Critters for Sale Review
Sonoshee’s 1-bit romp through existential hell is a grainy feast of monochromatic weirdness. It’s also absolutely brutal on the eyes, which sort of makes sense in the context of the game’s surreal terror and sinister themes… but even as a non-photosensitive person, I was only able to play it for 30 minutes at a time without a splitting headache.
The five sections take place across time and space in a universe made up of demonic forces, where perverse noidmen function as heralds of a larger and more nebulous apocalypse. From ancient Jordan to modern New York, it’s sort of like a taster menu of bizarro evil with multiple possible outcomes for each section, save the last. Each is named after an animal—Snake, Goat, Monkey, Spider, and Dragon—and marries elements of choose-your-own-adventure and old-school RPG features with a visual novel.

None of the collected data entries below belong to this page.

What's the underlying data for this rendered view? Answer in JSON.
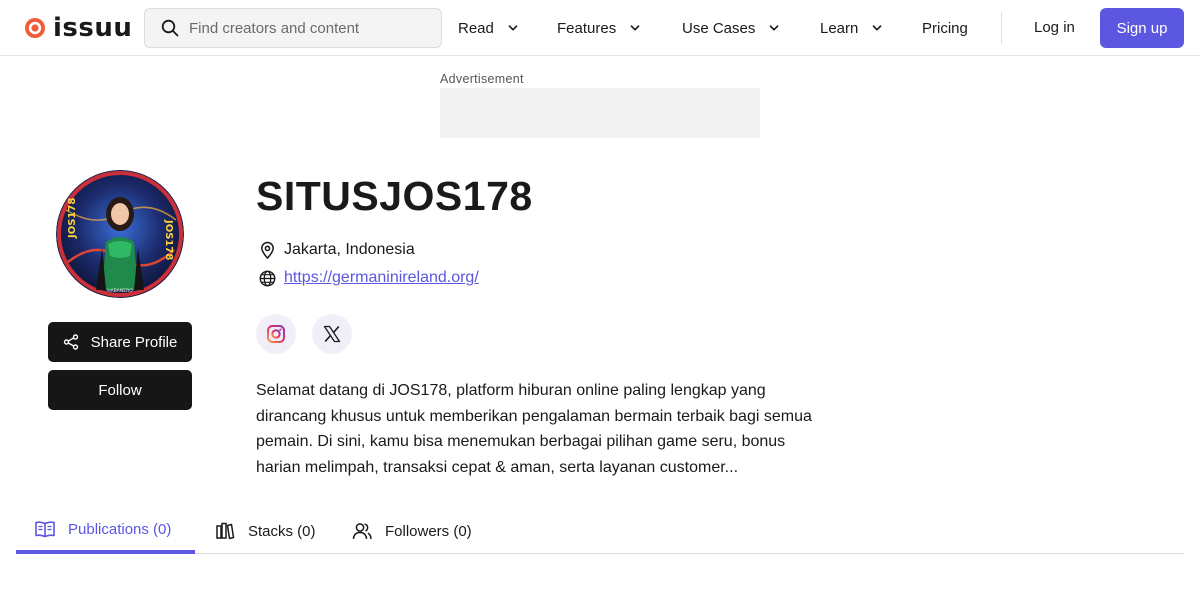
{
  "header": {
    "logo_text": "issuu",
    "search": {
      "placeholder": "Find creators and content",
      "value": ""
    },
    "nav": [
      {
        "label": "Read",
        "has_dropdown": true
      },
      {
        "label": "Features",
        "has_dropdown": true
      },
      {
        "label": "Use Cases",
        "has_dropdown": true
      },
      {
        "label": "Learn",
        "has_dropdown": true
      },
      {
        "label": "Pricing",
        "has_dropdown": false
      }
    ],
    "login_label": "Log in",
    "signup_label": "Sign up"
  },
  "ad": {
    "label": "Advertisement"
  },
  "profile": {
    "name": "SITUSJOS178",
    "location": "Jakarta, Indonesia",
    "website": "https://germaninireland.org/",
    "avatar_text": [
      "JOS178",
      "JOS178",
      "HABANERO"
    ],
    "socials": [
      {
        "icon": "instagram-icon"
      },
      {
        "icon": "x-twitter-icon"
      }
    ],
    "bio": "Selamat datang di JOS178, platform hiburan online paling lengkap yang dirancang khusus untuk memberikan pengalaman bermain terbaik bagi semua pemain. Di sini, kamu bisa menemukan berbagai pilihan game seru, bonus harian melimpah, transaksi cepat & aman, serta layanan customer..."
  },
  "actions": {
    "share_label": "Share Profile",
    "follow_label": "Follow"
  },
  "tabs": [
    {
      "label": "Publications (0)",
      "icon": "book-open-icon",
      "active": true
    },
    {
      "label": "Stacks (0)",
      "icon": "stacks-icon",
      "active": false
    },
    {
      "label": "Followers (0)",
      "icon": "followers-icon",
      "active": false
    }
  ],
  "colors": {
    "accent": "#5b57e0",
    "brand_logo": "#f25a3a",
    "button_dark": "#161616"
  }
}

The game’s UI, which I otherwise love, also includes (for four sections) Chinese animal characters to evoke some kind of unknowable occult vibe. I understand that some designers believe this is a stylistic choice to create a harmless aesthetic flourish, or hint at the universal culture-spanning themes in the game narrative; Critters spans continents and cultures, dropping you off in far-flung remote Korean locations and the Jordanian desert.
But my kneejerk reaction to seeing Chinese characters in a magical occult setting is to sigh and roll my eyes and see if the all-too-common orientalist shortcut is “worth it”—sure, it’s not so much about the meaning of the words, but the distinct sense of otherness that these characters impart. But if your sweet-looking horror world can’t stand on its own two legs without random languages that make zero sense in the setting, 糟糕了 [ed’s note: this means “oh shit” in Mandarin].
That being said, Critters also avoids taking itself seriously, thank god—the game is peppered with goofy pop culture references, one-off jokes and fictional portrayals of real people (no spoilers here, but they’re pretty great in an alternate reality context). There are no real world-shattering revelations or complicated plot twists afoot, only well-dressed, lightly menacing (occasionally fatal) encounters with a galactic assortment of freaks and weirdos. If you’re looking for deep lore and heady chunks of exposition, this is not for you—in many ways Critters is an argument for knowing as little as possible about a game even while playing it.
The fourth and fifth chapters almost feel like a different game because things go off the rails a bit—you no longer seem to be inhabiting preset characters like in the previous sections—which helped give me a second wind to press on, despite my protesting eyeballs. At this point I felt like I’d gotten a tenuous grip on Critters’ internal mythology, which came into sharp focus in the final single-ending section, “Dragon,” which plays a bit like an all-star medley of point-and-click adventure puzzles: you’ll have to use a payphone, and write down and figure out bits of code.
Weird kinda hell
As you progress through the sections it becomes clear that Sonoshee’s two-toned project also doubles as a rollicking homage to the cosmic highs and lows of its excellent music choices—especially delightful amid the satisfying growl of Critters’ sound design (there are a couple of choice Theo Parrish tracks thrown in, and some great bits of UI audio that really complement the crunchy aesthetic). And of course, there’s the art. It’s gorgeous, in all its shimmering, noisy glory. It isn’t enough that Critters exists in another realm; it also feels like it was made there, too. Sonoshee has brought their chosen medium to new heights, particularly in hypnotic animations and hyper-stylised full-motion-video-style snippets that make Critters one of the most striking visual experiences around, even at moments where it feels shallow. Someone assembled the soundtrack on YouTube, by the way, and it rules.
The blindingly abrasive strobe effect that will make this an utterly miserable experience for some, no matter how much you want to see the pretty pictures and explore every corner of the Critters world. But if you’re willing to just ruin your vision for an afternoon and commit to the developer’s description of their own work “to make your eyes bleed” (for their other game, a shooter called Rym 9000), Critters for Sale is an oddball dip into a very particular vision of hell.